Louise was born in 1897, the second-born of five children, four girls and one boy, born to John Fennelly and his wife Catherine Prendergast in Worcester, Massachusetts. The one boy was named Anthony Fennelly and he was only 24 in 1929. These were the prohibition years, actually prohibition ran from 1920-33, so by 1929 prohibition was well underway. In contrast, the infamous stock market crash of October 1929 had not yet occurred in May 1929 so we may still call this time period the Roaring Twenties.

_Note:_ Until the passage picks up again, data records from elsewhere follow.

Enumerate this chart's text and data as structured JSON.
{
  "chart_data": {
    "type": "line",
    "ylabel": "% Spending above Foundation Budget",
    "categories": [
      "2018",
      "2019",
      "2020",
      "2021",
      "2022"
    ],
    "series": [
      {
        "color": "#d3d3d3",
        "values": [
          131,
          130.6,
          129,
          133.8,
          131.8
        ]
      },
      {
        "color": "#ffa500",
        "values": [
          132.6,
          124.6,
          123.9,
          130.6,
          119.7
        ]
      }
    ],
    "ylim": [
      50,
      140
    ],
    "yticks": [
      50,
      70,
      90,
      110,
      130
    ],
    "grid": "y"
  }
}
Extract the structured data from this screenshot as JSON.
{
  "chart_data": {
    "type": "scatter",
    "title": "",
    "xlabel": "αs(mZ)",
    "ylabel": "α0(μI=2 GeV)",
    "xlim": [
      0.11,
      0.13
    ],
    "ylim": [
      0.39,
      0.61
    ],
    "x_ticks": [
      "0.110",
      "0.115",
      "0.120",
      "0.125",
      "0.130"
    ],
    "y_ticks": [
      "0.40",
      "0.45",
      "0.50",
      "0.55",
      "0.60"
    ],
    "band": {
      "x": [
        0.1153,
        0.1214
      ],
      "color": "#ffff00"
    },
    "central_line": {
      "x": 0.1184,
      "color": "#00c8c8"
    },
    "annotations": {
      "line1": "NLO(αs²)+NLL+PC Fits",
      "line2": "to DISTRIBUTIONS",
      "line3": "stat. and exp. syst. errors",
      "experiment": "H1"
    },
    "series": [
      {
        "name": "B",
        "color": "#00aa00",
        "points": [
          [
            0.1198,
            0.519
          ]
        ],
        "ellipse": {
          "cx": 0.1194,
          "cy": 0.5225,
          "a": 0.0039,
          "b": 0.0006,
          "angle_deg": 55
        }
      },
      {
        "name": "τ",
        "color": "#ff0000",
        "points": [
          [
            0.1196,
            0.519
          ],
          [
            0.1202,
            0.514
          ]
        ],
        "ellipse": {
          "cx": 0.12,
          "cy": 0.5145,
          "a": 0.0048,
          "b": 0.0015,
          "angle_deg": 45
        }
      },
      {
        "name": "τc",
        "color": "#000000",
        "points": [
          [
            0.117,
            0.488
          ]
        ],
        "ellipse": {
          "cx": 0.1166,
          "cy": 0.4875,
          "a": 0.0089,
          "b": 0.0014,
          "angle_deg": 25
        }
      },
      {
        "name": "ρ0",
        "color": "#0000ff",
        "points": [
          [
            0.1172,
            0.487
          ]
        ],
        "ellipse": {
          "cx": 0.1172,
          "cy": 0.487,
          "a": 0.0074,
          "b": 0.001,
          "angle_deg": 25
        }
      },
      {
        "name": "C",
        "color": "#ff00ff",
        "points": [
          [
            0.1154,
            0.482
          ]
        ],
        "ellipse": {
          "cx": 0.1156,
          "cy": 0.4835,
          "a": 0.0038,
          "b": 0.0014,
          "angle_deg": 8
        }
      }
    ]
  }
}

But Memorial Day at the end of May (previously called “Decoration Day”) signals the start of the beach season in many places and so it was around Rockaway Beach as well. With an older sister that lived in Arverne, next to the famous Rockaway Beach, 24-year-old Anthony came down from Massachusetts to visit his sister and her young family and take advantage of the beach opening. It was probably a visit that was looked forward to by both of them with happy hearts.
Rockaway Beach, with its pristine sand on the Atlantic Ocean, has always been a popular destination and always a scene of drownings with its dangerous rip currents.
Tragedy does have the very minor benefit for later generations of creating documentation of a death. On May 26, 1929, Anthony drowned while swimming in the Atlantic Ocean at Rockaway Beach. It seems other swimmers made attempts to save him but were unsuccessful, according to the newspaper article below from The Standard Union newspaper which ran in Brooklyn until 1932.
The Standard Union Newspaper article from May 27, 1929.
It is hard for me to imagine the shock my grandmother must have gone through, with her only brother drowning just blocks from her home while on a visit. He was 24, physically fit and a good swimmer according to family lore. However, “the Rockaways,” as the area beaches are called, are notorious for rip currents, which pull a swimmer out to sea. A quick internet search revealed numerous drownings at the Rockaways this year, nearly one hundred years later. By the 1930 census, Louise and her family had moved to a different house on Thursby Boulevard in Arverne, which perhaps helped her cope with this tragedy.